Improving the Process of Making Rules at Independent Agencies

As a Commissioner of the U.S. Consumer Product Safety Commission (CPSC), I have found that we could greatly improve the Agency’s functioning by adopting several rulemaking procedures. Some of these procedures, like the publication of a regulatory agenda, are time-honored principles espoused by a long line of executive orders, while others, such as pay-go requirements that force agencies to consider the collective economic costs of their rules, are emerging practices used in other countries. Four key procedural steps could greatly improve rulemaking at CPSC and other independent agencies.

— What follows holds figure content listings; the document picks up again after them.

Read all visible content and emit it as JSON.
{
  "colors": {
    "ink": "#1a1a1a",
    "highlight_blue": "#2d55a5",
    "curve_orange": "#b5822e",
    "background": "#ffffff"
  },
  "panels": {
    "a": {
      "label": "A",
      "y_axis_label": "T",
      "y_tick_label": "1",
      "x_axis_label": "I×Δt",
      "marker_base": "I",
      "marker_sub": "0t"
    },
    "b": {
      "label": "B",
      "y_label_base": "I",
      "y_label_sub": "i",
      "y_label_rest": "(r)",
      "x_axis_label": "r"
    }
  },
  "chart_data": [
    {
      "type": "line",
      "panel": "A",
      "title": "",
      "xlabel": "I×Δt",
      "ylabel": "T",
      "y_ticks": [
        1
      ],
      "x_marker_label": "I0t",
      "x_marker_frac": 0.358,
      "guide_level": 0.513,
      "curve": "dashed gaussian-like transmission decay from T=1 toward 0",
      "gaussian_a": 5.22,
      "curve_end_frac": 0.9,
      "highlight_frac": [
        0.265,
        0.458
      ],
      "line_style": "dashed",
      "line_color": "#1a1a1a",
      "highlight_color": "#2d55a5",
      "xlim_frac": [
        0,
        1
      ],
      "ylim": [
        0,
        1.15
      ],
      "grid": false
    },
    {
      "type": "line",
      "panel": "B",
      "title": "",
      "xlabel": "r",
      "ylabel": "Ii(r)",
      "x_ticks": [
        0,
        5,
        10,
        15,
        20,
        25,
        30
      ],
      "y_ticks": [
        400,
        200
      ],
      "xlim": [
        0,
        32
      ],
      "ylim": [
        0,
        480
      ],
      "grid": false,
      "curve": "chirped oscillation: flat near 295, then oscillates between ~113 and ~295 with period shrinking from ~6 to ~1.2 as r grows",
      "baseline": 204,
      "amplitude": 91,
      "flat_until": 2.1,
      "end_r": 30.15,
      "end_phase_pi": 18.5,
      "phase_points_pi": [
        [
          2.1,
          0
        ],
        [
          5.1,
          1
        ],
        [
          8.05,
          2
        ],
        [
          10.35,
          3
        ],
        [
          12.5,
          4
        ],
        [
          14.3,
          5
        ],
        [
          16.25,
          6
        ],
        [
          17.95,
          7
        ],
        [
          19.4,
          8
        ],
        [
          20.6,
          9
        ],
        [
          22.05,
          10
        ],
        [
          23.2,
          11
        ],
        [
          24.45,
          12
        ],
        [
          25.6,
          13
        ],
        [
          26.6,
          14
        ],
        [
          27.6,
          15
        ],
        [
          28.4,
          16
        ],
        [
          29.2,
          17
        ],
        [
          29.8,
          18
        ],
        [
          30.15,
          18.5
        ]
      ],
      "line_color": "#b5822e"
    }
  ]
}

First, independent agencies like CPSC should be expected to improve the accuracy and timeliness of their regulatory agendas. The regulatory agenda concept began with Executive Order 12,044, issued by President Jimmy Carter in 1978. Its plainly stated purpose was “to give the public adequate notice” of how agencies would be spending their time in the near term, which would allow for and encourage meaningful public participation in the regulatory process. The Regulatory Flexibility Act (RFA) extended the regulatory agenda requirement to all agencies, including independent agencies.

President Ronald Reagan’s Executive Order 12,291 retained the agenda requirement and broadened it from significant rules to all rules. President Bill Clinton’s Executive Order 12,866 added a requirement for the issuance of a regulatory plan, which would highlight “the most important significant regulatory actions that the agency reasonably expects to issue in proposed or final form in that fiscal year.” Most recently, President Barack Obama’s Executive Order 13,563 expressly reaffirmed the principles and requirements of Executive Order 12866.

Despite a 40-year history of presidents and Congress uniformly endorsing the principle behind regulatory agendas so interested parties can plan their participation in the regulatory process, CPSC appears not to have endorsed that principle. CPSC’s regulatory agenda contains regulatory projects that have been entirely stagnant for years—some that have been around for decades. It also includes proposals that have been described as not being among the Agency’s priorities, yet our attempts to align the agenda with the Agency’s actual work have too often been summarily rebuffed. As a result, stakeholders must piece together disparate, and sometimes conflicting, statements from a variety of sources, rather than simply relying on the Agency’s regulatory agenda to identify the Agency’s priorities. The Agency’s outdated agendas run the risk of not only under-informing the public, but also actively misleading them as to what projects the Agency will spend its time on in the coming year.